Jeśli chodzi o konstrukcję, podobała mi się równolegle z historią prowadzona retrospekcja, kiedy to rozdział zatytułowany był dokładną datą wydarzenia. Dzięki temu razem z bohaterami powieści staramy się budować swoje podejrzenia, przyglądając się historii. Podoba mi się, jak autorzy zręcznie wyprowadzają nas w pole, wodzą za nos. Historia została całkowicie rozplanowana, przez co nie mamy wrażenia, że mimo wielu pomysłów na rozwiązanie- całość jest niespójna.

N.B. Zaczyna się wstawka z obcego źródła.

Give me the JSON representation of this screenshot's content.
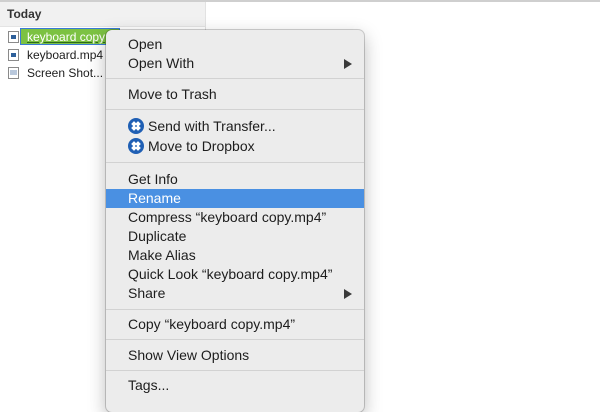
{
  "finder": {
    "section_header": "Today",
    "files": [
      {
        "name": "keyboard copy.mp4",
        "display": "keyboard copy",
        "icon": "video-file-icon",
        "selected": true
      },
      {
        "name": "keyboard.mp4",
        "display": "keyboard.mp4",
        "icon": "video-file-icon",
        "selected": false
      },
      {
        "name": "Screen Shot",
        "display": "Screen Shot...",
        "icon": "image-file-icon",
        "selected": false
      }
    ]
  },
  "context_menu": {
    "items": {
      "open": "Open",
      "open_with": "Open With",
      "move_to_trash": "Move to Trash",
      "send_with_transfer": "Send with Transfer...",
      "move_to_dropbox": "Move to Dropbox",
      "get_info": "Get Info",
      "rename": "Rename",
      "compress": "Compress “keyboard copy.mp4”",
      "duplicate": "Duplicate",
      "make_alias": "Make Alias",
      "quick_look": "Quick Look “keyboard copy.mp4”",
      "share": "Share",
      "copy": "Copy “keyboard copy.mp4”",
      "show_view_options": "Show View Options",
      "tags": "Tags..."
    },
    "highlighted": "Rename",
    "colors": {
      "highlight": "#4a90e2",
      "menu_bg": "#ececec",
      "dropbox_icon": "#1f5fb4",
      "selection_green": "#7cc242"
    }
  }
}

Natomiast jeśli chodzi o bohaterów, to od razu mogę powiedzieć, że pierwszy raz nie faworyzowałam żadnego bohatera. Łączyłam się z każdym z osobna i nie wybrałam szczególnie bliskich mojemu serce, ponieważ wszystkich ich bardzo polubiłam. Dużo łatwiej mi wybrać najbardziej znienawidzoną postać, jest to ojciec Karoliny, z wiadomych oczywiście względów, których nie będę wyjaśniać, by nie zdradzać fabuły.
Podsumowując, myślę, że jest to obowiązkowa pozycja na liście miłośników kryminałów, wciągających akcji i wielu zagadek.